PALE GREEN HOUSE
Type
Greenhouse / agricultural pavilion for medical cannabis production
Location
Puerto Varas, Chile
Year
2024
Status
Built
Architect / Design
Camila Mancilla Vera
Construction
Miguel Mancilla Martinich (MAVER)
Structure
Light steel frame with recycled steel columns and beams; greenhouse roof and walls in insulated glass and polycarbonate panels
Materials
Painted pale-green steel, reused steel profiles with natural rust patina, insulated glass, polycarbonate sheets, stone masonry base, timber inserts, concrete floor

“All things are poison, and nothing is without poison; only the dose makes a thing not a poison.”
— Paracelsus, (1538)
Pale Green House is a medical-cannabis barn that stages a dialogue between old and new steel. The primary structure is built from recycled columns and beams whose surfaces are marked by rust, scratches and weather. Around them, a new pale-green frame is added: crisp, smooth and carefully painted.

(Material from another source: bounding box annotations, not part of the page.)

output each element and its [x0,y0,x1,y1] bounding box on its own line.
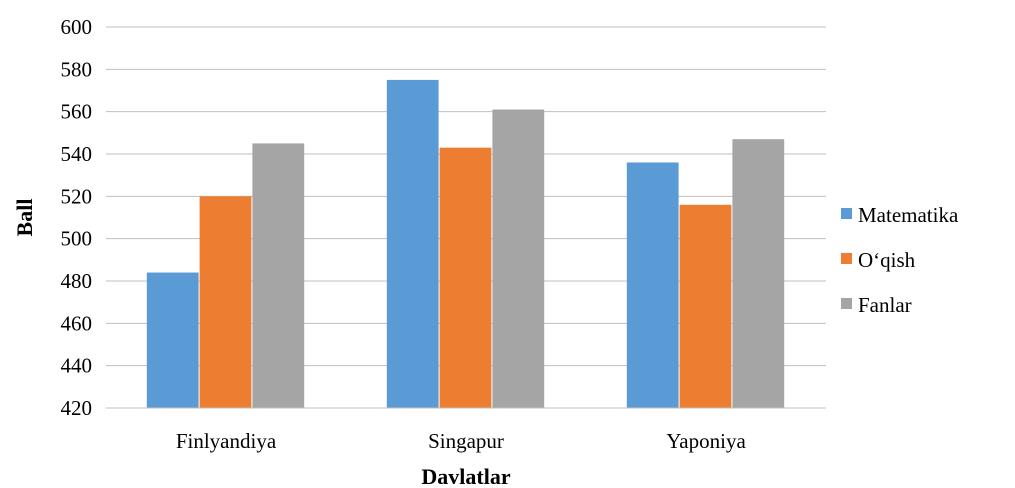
y-tick-label: 560 [61,100,93,124]
bar-matematika-singapur [386,79,439,409]
y-tick-label: 420 [61,396,93,420]
legend-label: Matematika [858,203,959,227]
legend-label: O‘qish [858,248,916,272]
y-tick-label: 480 [61,269,93,293]
x-tick-label: Finlyandiya [176,429,277,453]
bar-o-qish-finlyandiya [199,196,252,408]
y-tick-label: 500 [61,227,93,251]
x-axis-ticks: Finlyandiya Singapur Yaponiya [176,429,747,453]
legend-swatch [841,298,852,309]
x-tick-label: Yaponiya [666,429,746,453]
y-tick-label: 600 [61,15,93,39]
bar-matematika-finlyandiya [146,272,199,408]
legend-swatch [841,208,852,219]
y-axis-title: Ball [12,199,37,237]
x-axis-title: Davlatlar [421,464,510,488]
y-axis-ticks: 420 440 460 480 500 520 540 560 580 600 [61,15,93,420]
y-tick-label: 440 [61,354,93,378]
bars [146,79,785,409]
y-tick-label: 520 [61,184,93,208]
bar-fanlar-finlyandiya [252,143,305,408]
legend-label: Fanlar [858,293,912,317]
legend-swatch [841,253,852,264]
bar-fanlar-singapur [492,109,545,409]
y-tick-label: 580 [61,57,93,81]
y-tick-label: 540 [61,142,93,166]
bar-matematika-yaponiya [626,162,679,408]
legend: Matematika O‘qish Fanlar [841,203,959,317]
y-tick-label: 460 [61,311,93,335]
bar-o-qish-yaponiya [679,204,732,408]
bar-o-qish-singapur [439,147,492,408]
bar-fanlar-yaponiya [732,139,785,408]
x-tick-label: Singapur [428,429,504,453]
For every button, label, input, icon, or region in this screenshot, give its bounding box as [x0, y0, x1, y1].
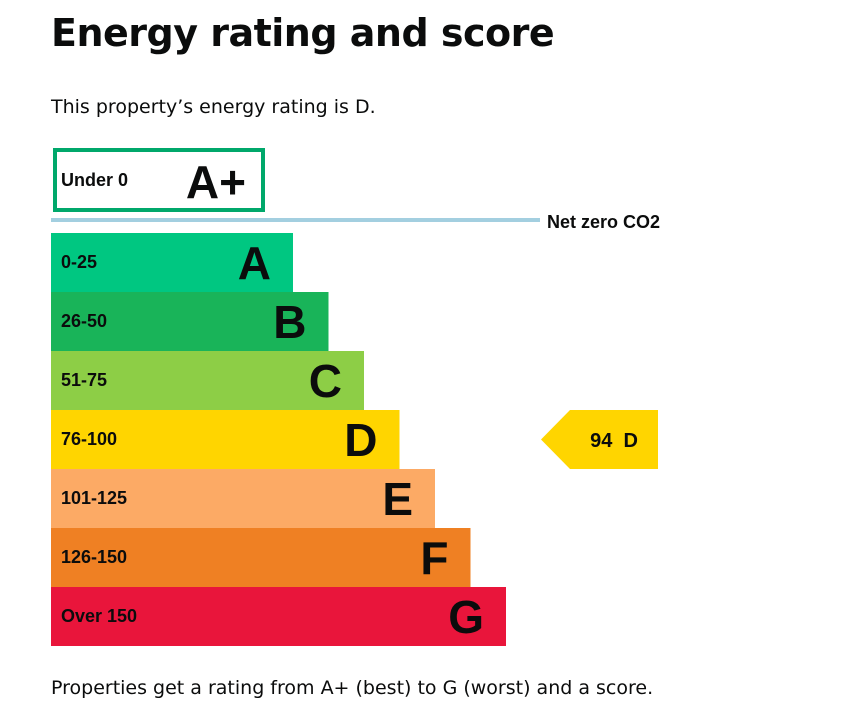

The design doesn’t hide corrosion; it uses it. The oxidized steel is left exposed as a living patina that registers the passage of time and the previous lives of the structure, while the mint-colored members mark the precise, clinical present of the greenhouse. Light, glass and vegetation move between these two temporal layers, turning the barn into a kind of instrument where production, healing and aging material are held together in one continuous space.